Normally, members of one house maintain a facade of indifference about the status of legislation in the other. And they never try to influence bills in the other body.

But just before the House vote on the president's bill, Boren met with 25 conservative and moderate House Democrats.

He told them Clinton lacked the votes he needs in the Senate, and the House should delay the administration bill until Democrats can find an alternative to the BTU tax.

Nevertheless, the vote was taken and Clinton narrowly won, 219-213, after making some desperate, last minute concessions.

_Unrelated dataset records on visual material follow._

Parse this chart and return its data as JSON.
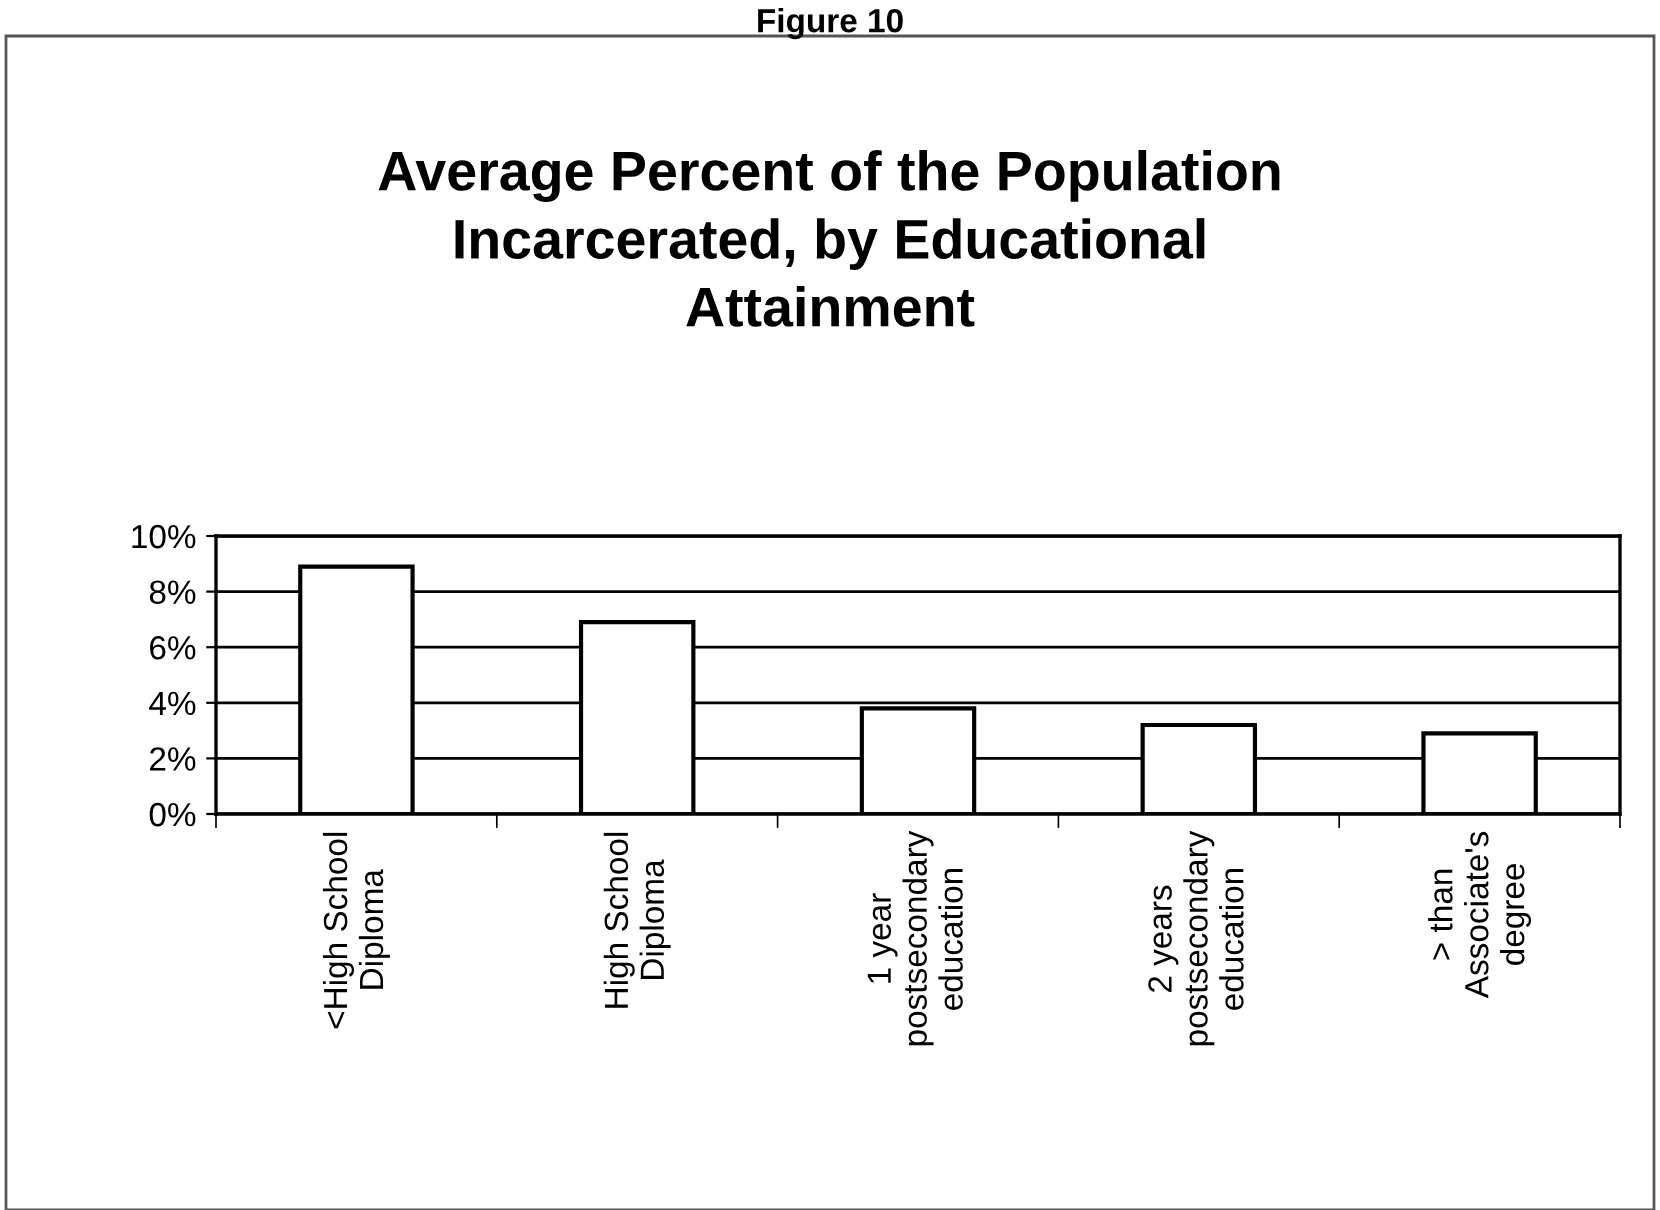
{
  "chart_data": {
    "type": "bar",
    "title": "Average Percent of the Population\nIncarcerated, by Educational\nAttainment",
    "annotations": [
      "Figure 10"
    ],
    "categories": [
      "<High School\nDiploma",
      "High School\nDiploma",
      "1 year\npostsecondary\neducation",
      "2 years\npostsecondary\neducation",
      "> than\nAssociate's\ndegree"
    ],
    "values": [
      8.9,
      6.9,
      3.8,
      3.2,
      2.9
    ],
    "color": "#ffffff",
    "ylim": [
      0,
      10
    ],
    "yticks": [
      {
        "value": 0,
        "label": "0%"
      },
      {
        "value": 2,
        "label": "2%"
      },
      {
        "value": 4,
        "label": "4%"
      },
      {
        "value": 6,
        "label": "6%"
      },
      {
        "value": 8,
        "label": "8%"
      },
      {
        "value": 10,
        "label": "10%"
      }
    ],
    "grid": "y",
    "legend": false
  }
}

The next day the president telephoned Boren, apparently to see if those concessions would also appease him.

CHANCE FOR COMPROMISE

Encouraged, Boren told CBS's "Face the Nation" May 30 the administration's new attitude will "improve the chances by about 100% that we're going to be able to work out an agreement."

He added more spending cuts and less taxes were more important to him than the BTU tax. Reporters interpreted that to mean Boren no longer would block the BTU tax in the finance committee.

Wrong. Boren was compelled to explain that although he wants a compromise, it must not include a BTU tax.

The impasse between an increasingly determined Bill Clinton and an increasingly stubborn David Boren may be resolved when the finance committee takes up the economic package this week.